Mike was hurting and weak, deteriorating rapidly. I shared with him the fact that suffering can be very valuable, meaningful, and fruitful. If accepted in faith with trust in God, suffering can be a wonderful preparation for eternity. Taken in the right way, the inevitable crosses of life can make each one of us a saint. One priest observed: “Those who die of Cancer die like saints” since they have time to prepare. Every canonized saint suffered and even prayed to have more crosses. Many times I would say, “You can reap great fruits with your prayers and by offering your crosses to the Lord as a dynamic prayer for your loved ones, for the Church, and for our Country. God knows how much our country needs prayers. In that way you can be most valuable.” Indeed he was!
Thank you Mike for serving our Country in the Army combat engineers in Viet Nam. Thank you for all of your hard work in the mines that supplied the coal to the power plants that kept our houses lit.
Mike was ready and will be praying for us. Thank-you, Mike, for your example and for what you taught us. I'm sure you're having a joyful reunion with your lovely daughter Cathy. Good-by until we're all together again in eternity.

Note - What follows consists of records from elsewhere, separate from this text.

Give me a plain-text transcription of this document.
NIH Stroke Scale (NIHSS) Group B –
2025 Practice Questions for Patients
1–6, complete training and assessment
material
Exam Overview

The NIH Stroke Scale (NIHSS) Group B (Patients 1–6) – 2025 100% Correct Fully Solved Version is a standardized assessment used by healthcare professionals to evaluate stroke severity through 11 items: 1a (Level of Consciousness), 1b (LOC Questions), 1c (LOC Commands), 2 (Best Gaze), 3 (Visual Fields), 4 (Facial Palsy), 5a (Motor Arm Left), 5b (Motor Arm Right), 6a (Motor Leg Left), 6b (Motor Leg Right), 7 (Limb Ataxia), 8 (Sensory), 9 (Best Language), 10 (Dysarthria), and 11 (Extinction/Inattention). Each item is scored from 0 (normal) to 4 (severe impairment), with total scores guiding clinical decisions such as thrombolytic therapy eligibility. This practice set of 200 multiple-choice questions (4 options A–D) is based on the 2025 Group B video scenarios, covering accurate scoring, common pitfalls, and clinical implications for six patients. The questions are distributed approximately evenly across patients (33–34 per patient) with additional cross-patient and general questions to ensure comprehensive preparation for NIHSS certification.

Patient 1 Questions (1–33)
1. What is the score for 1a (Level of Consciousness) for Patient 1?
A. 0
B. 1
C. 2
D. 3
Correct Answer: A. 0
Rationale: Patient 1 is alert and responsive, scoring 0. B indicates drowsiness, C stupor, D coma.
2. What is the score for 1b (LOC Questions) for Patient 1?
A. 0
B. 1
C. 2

In conclusion, please permit me to read a beautiful hand written poem that Mike kept from the Bidwell Elementary School, dated 1959 when he was 12 years old.
God didn't promise:
Days without rain;
Laughter without sorrow;
Or sun without rain.
But God did promise:
Strength for the day;
Comfort for the tears
And a light for the way;
Rest from the labor;
Grace for the trials;
Help from above;
In the case of Mike and his beautiful ever faithful wife, God indeed kept that promise. May he rest in everlasting peace. Thank you.